For critics of the pro-Beijing government in Hong Kong, groups like the Care for the Youth Group Association are part of a campaign from the mainland to tighten control over China’s most freewheeling territory. Increasingly, they say, Beijing is raising its voice. In the streets, boardrooms, newsrooms, churches and local government offices, individuals and organizations with links to the state and the Chinese Communist Party (CCP) are playing a bigger role in civil and political life, well-placed sources in Hong Kong and Beijing say.
Whenever there are antigovernment public protests, a pro-Beijing counter movement invariably appears. This year’s 25th anniversary commemoration of the protests centered on Beijing’s Tiananmen Square drew a rival demonstration to defend China’s bloody crackdown on June 4, 1989.
Mainland officials based in Hong Kong now routinely seek to influence local media coverage.
Catholic priests in Hong Kong say that agents from China’s security service have stepped up their monitoring of prominent clergy.

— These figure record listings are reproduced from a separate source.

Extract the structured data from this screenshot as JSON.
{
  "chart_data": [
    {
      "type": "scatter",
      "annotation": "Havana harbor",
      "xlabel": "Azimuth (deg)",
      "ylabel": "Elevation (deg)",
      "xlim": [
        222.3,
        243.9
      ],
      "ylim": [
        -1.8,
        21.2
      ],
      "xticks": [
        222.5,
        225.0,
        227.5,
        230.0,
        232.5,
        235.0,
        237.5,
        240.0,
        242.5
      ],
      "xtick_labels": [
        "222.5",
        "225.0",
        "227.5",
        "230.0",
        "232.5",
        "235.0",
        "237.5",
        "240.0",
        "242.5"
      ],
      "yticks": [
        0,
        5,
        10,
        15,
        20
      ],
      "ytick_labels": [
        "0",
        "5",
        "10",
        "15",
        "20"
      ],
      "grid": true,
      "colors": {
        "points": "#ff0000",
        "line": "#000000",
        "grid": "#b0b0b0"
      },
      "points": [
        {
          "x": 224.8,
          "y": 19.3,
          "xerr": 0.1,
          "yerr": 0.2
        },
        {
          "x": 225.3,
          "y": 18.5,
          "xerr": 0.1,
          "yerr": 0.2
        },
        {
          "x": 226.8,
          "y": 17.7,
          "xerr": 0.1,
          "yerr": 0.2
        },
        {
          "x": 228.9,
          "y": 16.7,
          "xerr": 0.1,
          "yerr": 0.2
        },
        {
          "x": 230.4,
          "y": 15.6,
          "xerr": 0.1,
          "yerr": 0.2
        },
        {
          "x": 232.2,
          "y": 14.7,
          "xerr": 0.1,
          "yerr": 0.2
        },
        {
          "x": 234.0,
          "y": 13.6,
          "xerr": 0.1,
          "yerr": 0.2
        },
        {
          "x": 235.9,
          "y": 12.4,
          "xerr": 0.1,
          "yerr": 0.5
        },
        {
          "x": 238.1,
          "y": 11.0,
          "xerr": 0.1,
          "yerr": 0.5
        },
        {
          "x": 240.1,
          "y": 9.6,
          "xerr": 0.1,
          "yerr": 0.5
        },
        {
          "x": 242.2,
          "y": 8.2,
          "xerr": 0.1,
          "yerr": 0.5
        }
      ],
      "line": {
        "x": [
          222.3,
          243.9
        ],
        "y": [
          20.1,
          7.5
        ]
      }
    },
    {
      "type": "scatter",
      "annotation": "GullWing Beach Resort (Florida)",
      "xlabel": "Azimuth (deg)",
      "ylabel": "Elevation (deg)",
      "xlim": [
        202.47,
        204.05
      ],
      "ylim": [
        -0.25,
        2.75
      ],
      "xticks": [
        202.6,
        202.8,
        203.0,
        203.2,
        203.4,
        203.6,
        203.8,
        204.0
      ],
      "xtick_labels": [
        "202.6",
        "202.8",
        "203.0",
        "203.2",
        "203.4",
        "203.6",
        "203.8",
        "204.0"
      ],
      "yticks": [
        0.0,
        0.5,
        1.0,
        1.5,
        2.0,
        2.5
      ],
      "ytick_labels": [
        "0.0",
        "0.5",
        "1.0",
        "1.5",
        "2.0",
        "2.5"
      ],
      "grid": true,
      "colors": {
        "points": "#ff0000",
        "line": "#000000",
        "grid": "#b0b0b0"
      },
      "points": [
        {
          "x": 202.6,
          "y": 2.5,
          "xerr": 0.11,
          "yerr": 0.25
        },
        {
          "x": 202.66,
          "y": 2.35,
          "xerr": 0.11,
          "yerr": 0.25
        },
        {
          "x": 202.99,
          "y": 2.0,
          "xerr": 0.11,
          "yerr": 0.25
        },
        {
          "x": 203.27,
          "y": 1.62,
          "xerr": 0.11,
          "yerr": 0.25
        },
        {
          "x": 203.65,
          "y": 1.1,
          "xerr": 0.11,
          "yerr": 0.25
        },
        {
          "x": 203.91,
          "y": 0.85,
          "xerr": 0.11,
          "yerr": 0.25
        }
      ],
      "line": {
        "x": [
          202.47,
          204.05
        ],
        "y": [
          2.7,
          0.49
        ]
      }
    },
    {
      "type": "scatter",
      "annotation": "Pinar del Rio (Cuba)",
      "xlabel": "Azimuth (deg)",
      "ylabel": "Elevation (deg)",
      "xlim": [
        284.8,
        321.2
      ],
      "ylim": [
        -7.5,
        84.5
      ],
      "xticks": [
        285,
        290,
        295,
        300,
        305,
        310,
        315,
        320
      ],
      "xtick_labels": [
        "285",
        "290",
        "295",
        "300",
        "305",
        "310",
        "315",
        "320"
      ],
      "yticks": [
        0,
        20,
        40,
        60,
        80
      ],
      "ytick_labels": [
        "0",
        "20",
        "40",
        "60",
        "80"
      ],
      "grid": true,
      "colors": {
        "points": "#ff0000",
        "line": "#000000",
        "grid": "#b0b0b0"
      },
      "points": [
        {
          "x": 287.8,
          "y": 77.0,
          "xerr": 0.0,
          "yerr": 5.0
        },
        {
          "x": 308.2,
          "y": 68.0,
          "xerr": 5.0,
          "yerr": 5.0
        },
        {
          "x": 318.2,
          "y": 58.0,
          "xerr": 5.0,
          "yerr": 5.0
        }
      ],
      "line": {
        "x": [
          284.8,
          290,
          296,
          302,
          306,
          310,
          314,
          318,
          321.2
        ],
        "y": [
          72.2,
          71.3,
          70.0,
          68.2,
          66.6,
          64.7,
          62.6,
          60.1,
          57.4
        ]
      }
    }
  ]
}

And, Beijing’s official representative body, the Liaison Office of the Central People’s Government in Hong Kong, now is able to shape policy in the office of Hong Kong Chief Executive Leung Chun-ying (梁振英), say two sources close to the territory’s leader.
Residents of this global financial center could not help noticing a more overt sign of China’s rule in the former British colony: Huge Chinese characters spelling out “People’s Liberation Army” in a blaze of neon alongside the military’s waterfront headquarters that suddenly appeared at the beginning of last month.
For Beijing’s critics in Hong Kong, the 1997 handover is feeling more like a takeover.
“Blatant interference is increasing,” says Anson Chan (陳方安生), who led Hong Kong’s 160,000-strong civil service in the last years of British rule and continued in that role for several years after the handover.
Chan cited as examples pressures on Hong Kong companies not to advertise in pro-democratic newspapers, attempts to limit debate about democratic reform and the higher profile increasingly being taken by Beijing’s official representatives in the territory.
“It’s not another Chinese city and it shouldn’t become one. Hong Kong is unique,” Chan said.